The effect of uncertainty in patient classification on diagnostic performance estimations

PLoS One. 2019 May 22;14(5):e0217146. doi: 10.1371/journal.pone.0217146. eCollection 2019.

Abstract

Background: The performance of a new diagnostic test is typically evaluated against a comparator which is assumed to correspond closely to some true state of interest. Judgments about the new test's performance are based on the differences between the outputs of the test and comparator. It is commonly assumed that a small amount of uncertainty in the comparator's classifications will negligibly affect the measured performance of a diagnostic test.

Methods: Simulated datasets were generated to represent typical diagnostic scenarios. Comparator noise was introduced in the form of random misclassifications, and the effect on the apparent performance of the diagnostic test was determined. An actual dataset from a clinical trial on a new diagnostic test for sepsis was also analyzed.
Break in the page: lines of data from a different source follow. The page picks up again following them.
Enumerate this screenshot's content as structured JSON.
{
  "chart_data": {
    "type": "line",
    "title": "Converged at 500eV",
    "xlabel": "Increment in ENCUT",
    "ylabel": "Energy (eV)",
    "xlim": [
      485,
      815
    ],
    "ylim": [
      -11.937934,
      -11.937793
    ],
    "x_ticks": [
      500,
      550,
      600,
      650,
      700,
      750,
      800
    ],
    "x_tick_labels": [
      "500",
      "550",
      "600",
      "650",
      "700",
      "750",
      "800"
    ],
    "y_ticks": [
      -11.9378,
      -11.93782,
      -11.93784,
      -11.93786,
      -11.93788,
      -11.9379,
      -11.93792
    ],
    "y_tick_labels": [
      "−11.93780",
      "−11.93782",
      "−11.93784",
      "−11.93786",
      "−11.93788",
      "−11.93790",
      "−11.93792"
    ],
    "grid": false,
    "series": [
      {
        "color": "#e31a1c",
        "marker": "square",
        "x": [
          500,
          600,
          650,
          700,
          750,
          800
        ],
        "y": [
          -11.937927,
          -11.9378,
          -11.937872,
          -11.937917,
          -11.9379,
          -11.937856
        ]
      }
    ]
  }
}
Results: We demonstrate that as little as 5% misclassification of patients by the comparator can be enough to statistically invalidate performance estimates such as sensitivity, specificity and area under the receiver operating characteristic curve, if this uncertainty is not measured and taken into account. This distortion effect is found to increase non-linearly with comparator uncertainty, under some common diagnostic scenarios. For clinical populations exhibiting high degrees of classification uncertainty, failure to measure and account for this effect will introduce significant risks of drawing false conclusions. The effect of classification uncertainty is magnified further for high performing tests that would otherwise reach near-perfection in diagnostic evaluation trials. A requirement of very high diagnostic performance for clinical adoption, such as a 99% sensitivity, can be rendered nearly unachievable even for a perfect test, if the comparator diagnosis contains even small amounts of uncertainty. This paper and an accompanying online simulation tool demonstrate the effect of classification uncertainty on the apparent performance of tests across a range of typical diagnostic scenarios. Both simulated and real datasets are used to show the degradation of apparent test performance as comparator uncertainty increases.

Conclusions: Overall, a 5% or greater misclassification rate by the comparator can lead to significant underestimation of true test performance. An online simulation tool allows researchers to explore this effect using their own trial parameters (https://imperfect-gold-standard.shinyapps.io/classification-noise/) and the source code is freely available (https://github.com/ksny/Imperfect-Gold-Standard).

MeSH terms

  • Computer Simulation
  • Diagnostic Tests, Routine / standards*
  • Diagnostic Tests, Routine / statistics & numerical data*
  • Humans
  • Models, Statistical*
  • ROC Curve
  • Sepsis / classification*
  • Sepsis / diagnosis*
  • Uncertainty

Grants and funding

Immunexpress provided salary support for Leo C. McHugh and Thomas D. Yager over the course of this work. The funding organization did not play a role in the study design, data collection and analysis, or choice of content in the manuscript, and only provided financial support in the form of these authors' salaries. The specific roles of these authors are articulated in the ‘author contributions’ section of the manuscript.